When you are using .value_counts() add dropna=False
df[df['name column'].isnull()]
I have a dataframe which have several columns. I want to extract rows by combination of values from two specific columns, so I use the set_index() property to index the dataframe by those columns. I figured that after doing so, I will have a direct access (O(1)) to rows for a given combination of keys. Currently, It does not seem like the case, It takes quite some time for a df.ix[ix1,ix2] operation to take place.
Example:
Say I have the following dataframe:
In [228]: df
Out[228]:
ID1 ID2 score
752476 5626887150_0 5626887150_6 96
752477 5626887150_0 5626887150_7 95
752478 5626887150_0 5626887150_2 95
752479 5626887150_0 5626887150_8 93
752480 5626887150_0 5626887150_1 89
752481 5626887150_0 2142280814_5 88
752482 5626887150_0 5626887150_3 84
752483 5626887150_0 6625625104_5 82
752484 5626887150_0 2142280814_4 81
And say I want to look at the score column in different ID1,ID2 combinations.

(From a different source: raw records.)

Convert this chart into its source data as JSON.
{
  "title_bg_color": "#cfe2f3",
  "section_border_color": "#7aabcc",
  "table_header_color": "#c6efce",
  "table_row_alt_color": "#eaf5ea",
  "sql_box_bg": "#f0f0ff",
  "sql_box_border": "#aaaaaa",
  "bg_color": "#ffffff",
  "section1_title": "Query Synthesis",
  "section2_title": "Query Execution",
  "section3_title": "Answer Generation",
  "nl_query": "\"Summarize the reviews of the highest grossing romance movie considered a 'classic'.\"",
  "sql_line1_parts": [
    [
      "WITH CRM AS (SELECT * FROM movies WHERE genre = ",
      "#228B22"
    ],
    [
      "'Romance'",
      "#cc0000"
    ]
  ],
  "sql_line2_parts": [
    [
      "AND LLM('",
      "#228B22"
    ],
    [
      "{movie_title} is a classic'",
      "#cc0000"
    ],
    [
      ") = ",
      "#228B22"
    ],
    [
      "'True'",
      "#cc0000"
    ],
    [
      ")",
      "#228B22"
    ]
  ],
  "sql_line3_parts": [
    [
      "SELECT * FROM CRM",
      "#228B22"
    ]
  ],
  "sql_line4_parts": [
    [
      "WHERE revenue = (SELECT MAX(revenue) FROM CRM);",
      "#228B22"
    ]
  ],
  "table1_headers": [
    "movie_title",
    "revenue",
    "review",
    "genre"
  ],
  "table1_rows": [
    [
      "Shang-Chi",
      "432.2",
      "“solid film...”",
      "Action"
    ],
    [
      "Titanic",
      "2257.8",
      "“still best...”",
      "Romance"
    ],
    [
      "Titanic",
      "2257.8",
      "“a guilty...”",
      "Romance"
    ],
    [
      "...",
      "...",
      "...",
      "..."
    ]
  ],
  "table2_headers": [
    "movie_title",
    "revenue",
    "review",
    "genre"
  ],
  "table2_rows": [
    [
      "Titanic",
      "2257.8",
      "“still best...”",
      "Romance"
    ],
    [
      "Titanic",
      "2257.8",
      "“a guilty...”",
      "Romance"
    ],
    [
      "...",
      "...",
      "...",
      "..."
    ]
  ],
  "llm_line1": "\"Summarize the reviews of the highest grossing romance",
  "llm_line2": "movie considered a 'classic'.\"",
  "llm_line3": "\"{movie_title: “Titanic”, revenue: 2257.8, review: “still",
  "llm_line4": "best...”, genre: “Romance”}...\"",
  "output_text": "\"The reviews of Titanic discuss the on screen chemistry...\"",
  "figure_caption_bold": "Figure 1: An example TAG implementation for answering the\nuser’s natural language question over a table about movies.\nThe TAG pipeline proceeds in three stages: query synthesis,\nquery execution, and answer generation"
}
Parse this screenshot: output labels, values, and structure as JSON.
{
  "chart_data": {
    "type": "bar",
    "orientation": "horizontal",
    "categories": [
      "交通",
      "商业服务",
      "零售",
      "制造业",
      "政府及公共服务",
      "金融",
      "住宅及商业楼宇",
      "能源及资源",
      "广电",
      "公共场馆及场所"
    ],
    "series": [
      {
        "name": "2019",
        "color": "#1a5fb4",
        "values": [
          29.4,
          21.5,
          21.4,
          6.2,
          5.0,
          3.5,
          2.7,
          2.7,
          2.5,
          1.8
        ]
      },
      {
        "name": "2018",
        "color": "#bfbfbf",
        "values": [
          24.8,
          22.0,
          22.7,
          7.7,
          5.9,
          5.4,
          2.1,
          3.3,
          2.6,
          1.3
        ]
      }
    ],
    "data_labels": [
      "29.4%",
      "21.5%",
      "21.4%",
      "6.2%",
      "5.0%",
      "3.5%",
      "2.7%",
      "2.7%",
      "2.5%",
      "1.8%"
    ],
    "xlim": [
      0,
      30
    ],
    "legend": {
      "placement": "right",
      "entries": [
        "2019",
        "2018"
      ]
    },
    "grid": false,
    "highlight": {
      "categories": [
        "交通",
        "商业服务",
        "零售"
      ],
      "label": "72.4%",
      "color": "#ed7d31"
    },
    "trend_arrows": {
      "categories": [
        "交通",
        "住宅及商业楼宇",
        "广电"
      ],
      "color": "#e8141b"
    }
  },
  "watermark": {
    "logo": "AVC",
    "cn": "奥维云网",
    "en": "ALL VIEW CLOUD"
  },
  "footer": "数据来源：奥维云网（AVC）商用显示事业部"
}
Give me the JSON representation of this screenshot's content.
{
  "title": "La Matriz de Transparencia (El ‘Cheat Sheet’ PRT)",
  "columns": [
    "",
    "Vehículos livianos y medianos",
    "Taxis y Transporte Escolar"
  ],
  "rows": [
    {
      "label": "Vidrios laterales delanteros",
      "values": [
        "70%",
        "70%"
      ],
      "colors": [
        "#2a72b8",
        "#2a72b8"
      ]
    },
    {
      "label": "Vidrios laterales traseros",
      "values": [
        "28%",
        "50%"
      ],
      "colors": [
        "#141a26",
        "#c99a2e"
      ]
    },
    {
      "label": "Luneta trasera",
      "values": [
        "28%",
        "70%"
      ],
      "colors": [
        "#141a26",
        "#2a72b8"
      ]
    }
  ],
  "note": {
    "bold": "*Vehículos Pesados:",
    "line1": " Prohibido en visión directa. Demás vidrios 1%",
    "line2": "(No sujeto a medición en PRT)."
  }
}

To easily do this, i'm setting ID1 and ID2 as indexes and obtain the following result:
In [230]: df = df.set_index(['ID1','ID2'])
Out[230]:
score
ID1 ID2
5626887150_0 5626887150_6 96
5626887150_7 95
5626887150_2 95
5626887150_8 93
5626887150_1 89
2142280814_5 88
5626887150_3 84
6625625104_5 82
2142280814_4 81
Now I can easy access my data with ID1,ID2 combinations (e.g. df.ix['5626887150_0','5626887150_6']), that's true. BUT, it does not seem to be an O(1) access. It seems to take quite some time to return a value on a large dataframe.
So what exactly is the set_index() method doing? and is there a way to force an O(1) acess to the data?